L'idée des Urnes est tombée avec le troisième millénaire, dont l'avènement à été salué par une prosternation tonitruante de deux tours à New York, symboles de la puissance financière et économique des Etats-Unies. La destruction des Twin Towers, le 11 septembre 2001, est à l'origine des urnes d'Andre Elbaz.  Une fois encore, l'artiste est confronté à la nécessité de faire face au réel par l'oeuvre.  Ce face à face se déroule selon un mode inhabituel dans le travail d'André Elbaz.  L'artiste réagit à un événement à la fois assourdissant, spectaculaire et inédit en orientant son art vers des perspectives inexplorées.  Il découpe ses toiles et ses papiers en des morceaux très fins et les place dans des récipients transparents.

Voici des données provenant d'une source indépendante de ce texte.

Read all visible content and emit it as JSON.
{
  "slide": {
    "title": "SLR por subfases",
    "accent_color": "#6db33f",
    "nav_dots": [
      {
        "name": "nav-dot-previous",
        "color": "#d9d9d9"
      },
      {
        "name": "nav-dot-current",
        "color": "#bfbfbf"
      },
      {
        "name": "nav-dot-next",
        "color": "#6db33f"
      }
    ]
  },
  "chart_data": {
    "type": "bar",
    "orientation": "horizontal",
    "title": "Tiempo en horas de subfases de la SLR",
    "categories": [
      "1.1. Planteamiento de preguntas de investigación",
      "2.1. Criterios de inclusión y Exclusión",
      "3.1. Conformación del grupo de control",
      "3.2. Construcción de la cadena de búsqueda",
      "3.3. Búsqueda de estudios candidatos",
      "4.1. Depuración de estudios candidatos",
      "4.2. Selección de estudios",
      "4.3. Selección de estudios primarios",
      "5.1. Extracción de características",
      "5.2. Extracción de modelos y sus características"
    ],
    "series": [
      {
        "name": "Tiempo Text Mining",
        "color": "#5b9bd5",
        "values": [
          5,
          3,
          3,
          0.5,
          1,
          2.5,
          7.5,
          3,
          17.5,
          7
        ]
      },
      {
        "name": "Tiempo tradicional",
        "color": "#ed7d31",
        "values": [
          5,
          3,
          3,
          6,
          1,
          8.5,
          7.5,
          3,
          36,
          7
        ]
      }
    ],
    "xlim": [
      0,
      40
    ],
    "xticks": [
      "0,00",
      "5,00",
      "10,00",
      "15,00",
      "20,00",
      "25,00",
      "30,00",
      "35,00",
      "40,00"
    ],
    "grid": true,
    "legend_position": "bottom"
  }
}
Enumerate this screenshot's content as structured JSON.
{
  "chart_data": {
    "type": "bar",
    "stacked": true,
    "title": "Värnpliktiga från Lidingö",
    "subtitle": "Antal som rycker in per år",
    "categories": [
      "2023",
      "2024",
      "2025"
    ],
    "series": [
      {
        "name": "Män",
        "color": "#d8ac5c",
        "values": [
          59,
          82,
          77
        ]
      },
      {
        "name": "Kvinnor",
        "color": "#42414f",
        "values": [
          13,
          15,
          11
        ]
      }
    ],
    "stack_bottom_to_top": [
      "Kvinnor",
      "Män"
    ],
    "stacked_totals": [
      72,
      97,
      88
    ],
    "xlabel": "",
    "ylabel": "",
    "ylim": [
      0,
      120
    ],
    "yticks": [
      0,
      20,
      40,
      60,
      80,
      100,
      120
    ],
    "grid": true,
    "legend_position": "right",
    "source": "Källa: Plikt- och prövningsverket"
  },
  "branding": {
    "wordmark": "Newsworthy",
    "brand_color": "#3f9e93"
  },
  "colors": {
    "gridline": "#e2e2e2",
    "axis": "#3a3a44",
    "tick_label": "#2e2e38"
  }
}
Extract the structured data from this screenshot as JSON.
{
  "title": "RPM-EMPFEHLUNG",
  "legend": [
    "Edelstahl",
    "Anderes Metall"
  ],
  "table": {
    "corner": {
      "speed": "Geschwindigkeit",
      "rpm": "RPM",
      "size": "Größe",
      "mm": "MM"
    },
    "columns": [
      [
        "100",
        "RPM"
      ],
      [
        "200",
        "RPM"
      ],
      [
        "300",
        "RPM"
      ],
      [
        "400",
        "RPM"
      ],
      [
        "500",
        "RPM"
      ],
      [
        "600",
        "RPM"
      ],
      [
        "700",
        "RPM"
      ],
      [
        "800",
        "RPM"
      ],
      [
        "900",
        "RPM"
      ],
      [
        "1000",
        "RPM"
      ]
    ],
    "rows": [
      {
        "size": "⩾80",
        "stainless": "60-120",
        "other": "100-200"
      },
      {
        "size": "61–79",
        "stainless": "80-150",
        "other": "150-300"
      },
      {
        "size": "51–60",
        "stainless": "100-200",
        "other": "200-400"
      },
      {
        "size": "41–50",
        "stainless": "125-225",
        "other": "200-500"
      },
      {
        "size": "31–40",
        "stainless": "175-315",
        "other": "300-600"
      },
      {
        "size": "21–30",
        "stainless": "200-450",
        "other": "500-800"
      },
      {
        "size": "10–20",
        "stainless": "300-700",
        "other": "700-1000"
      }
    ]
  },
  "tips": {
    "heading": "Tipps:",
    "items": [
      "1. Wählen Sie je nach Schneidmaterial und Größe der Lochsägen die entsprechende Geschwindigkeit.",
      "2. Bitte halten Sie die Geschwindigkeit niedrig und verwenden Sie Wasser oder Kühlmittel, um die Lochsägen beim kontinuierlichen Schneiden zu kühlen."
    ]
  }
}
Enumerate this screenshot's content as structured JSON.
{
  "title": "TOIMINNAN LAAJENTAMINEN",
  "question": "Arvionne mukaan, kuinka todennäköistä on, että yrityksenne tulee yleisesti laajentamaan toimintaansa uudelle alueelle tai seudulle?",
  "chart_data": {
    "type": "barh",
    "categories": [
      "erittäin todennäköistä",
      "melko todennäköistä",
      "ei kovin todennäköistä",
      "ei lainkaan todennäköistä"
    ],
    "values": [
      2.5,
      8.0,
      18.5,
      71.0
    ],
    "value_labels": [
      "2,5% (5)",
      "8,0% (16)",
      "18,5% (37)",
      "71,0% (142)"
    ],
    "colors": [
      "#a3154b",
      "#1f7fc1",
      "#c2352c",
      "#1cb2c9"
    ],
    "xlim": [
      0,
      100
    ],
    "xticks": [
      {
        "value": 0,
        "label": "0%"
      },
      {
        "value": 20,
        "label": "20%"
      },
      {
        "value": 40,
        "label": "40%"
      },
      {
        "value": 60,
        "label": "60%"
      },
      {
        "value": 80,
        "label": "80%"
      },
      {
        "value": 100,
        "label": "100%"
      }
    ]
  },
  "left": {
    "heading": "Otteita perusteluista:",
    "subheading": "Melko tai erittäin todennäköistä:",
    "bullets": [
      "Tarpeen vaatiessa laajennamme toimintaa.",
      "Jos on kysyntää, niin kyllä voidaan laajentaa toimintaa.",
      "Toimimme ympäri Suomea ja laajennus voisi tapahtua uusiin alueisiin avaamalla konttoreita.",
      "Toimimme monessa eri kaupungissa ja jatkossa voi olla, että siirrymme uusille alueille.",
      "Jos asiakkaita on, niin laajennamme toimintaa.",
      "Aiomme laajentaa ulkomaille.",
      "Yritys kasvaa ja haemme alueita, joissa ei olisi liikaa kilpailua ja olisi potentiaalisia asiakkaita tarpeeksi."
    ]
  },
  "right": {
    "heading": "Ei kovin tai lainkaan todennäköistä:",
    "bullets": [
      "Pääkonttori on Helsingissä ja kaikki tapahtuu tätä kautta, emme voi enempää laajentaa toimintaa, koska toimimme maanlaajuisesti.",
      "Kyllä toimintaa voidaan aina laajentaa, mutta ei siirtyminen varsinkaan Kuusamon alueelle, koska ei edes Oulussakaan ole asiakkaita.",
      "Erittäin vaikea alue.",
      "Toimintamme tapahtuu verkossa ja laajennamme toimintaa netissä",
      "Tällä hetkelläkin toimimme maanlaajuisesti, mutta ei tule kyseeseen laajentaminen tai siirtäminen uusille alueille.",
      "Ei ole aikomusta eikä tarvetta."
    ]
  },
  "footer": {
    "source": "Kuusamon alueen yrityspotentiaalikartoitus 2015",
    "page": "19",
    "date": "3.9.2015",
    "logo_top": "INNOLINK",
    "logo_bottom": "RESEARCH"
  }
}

Qu'on se représente un artiste, attaché depuis des années à la peinture et au dessin, si familier des surfaces planes qu'il les fabrique lui-même, et qui - brutalement - donne un caractère tridimensionnel à son oeuvre.  Il abandonne ses pinceaux pour aligner des objets.  De peintre, il devient installationniste.  Les 3D installent Andre Elbaz dans ce qu'on appelle l'art contemporain.

La contemporanéité des urnes d'Elbaz n'est pas affaire de mode. L'artiste ne sacrifie pas à l'air du temps. Le sacrifice est autrement coûteux, très coûteux.   Rarement le passage d'une forme à une autre aura nécessité une initiation aussi douloureuse. Rarement l'art nouveau d'un artiste aura reposé sur une démolition aussi franche de son expression antérieure.

Mais  André Elbaz ne détruit ses dessins et peintures que pour leur donner un nouveau souffle.  Il ne les déchire que pour mieux fonder une oeuvre nouvelle.  Il élimine des années de travail pour les faire revivre dans une seule oeuvre.   L'oeuvre de sa vie peut-être.  Cette oeuvre n'est pas lugubre.  Elle n'est pas sinistre.  Les urnes d'André Elbaz  ne sentent pas la mort.  Leur miracle, c'est qu'elles dispensent une grande émotion au spectateur alors même qu'elles reposent sur une mise à mort.  Cette émotion ne se rapporte pas à la pitié, mais à l'esthétique.  Les urnes d'André Elbaz sont si criantes de présence qu'on les dirait investies de la vie de chacune des oeuvres découpées.  Elles constituent l'une des oeuvres plastiques majeures de ce début de millénaire.  Et n'en déplaise à André Elbaz, il n'exécute ses encres, dessins et peintures que pour mieux les refondre dans le grand oeuvre.

 

                                                Aziz Daki

Commissaire de la retrospective organisée par l'institut Français
 de Casablanca dans quatre villes du Maroc.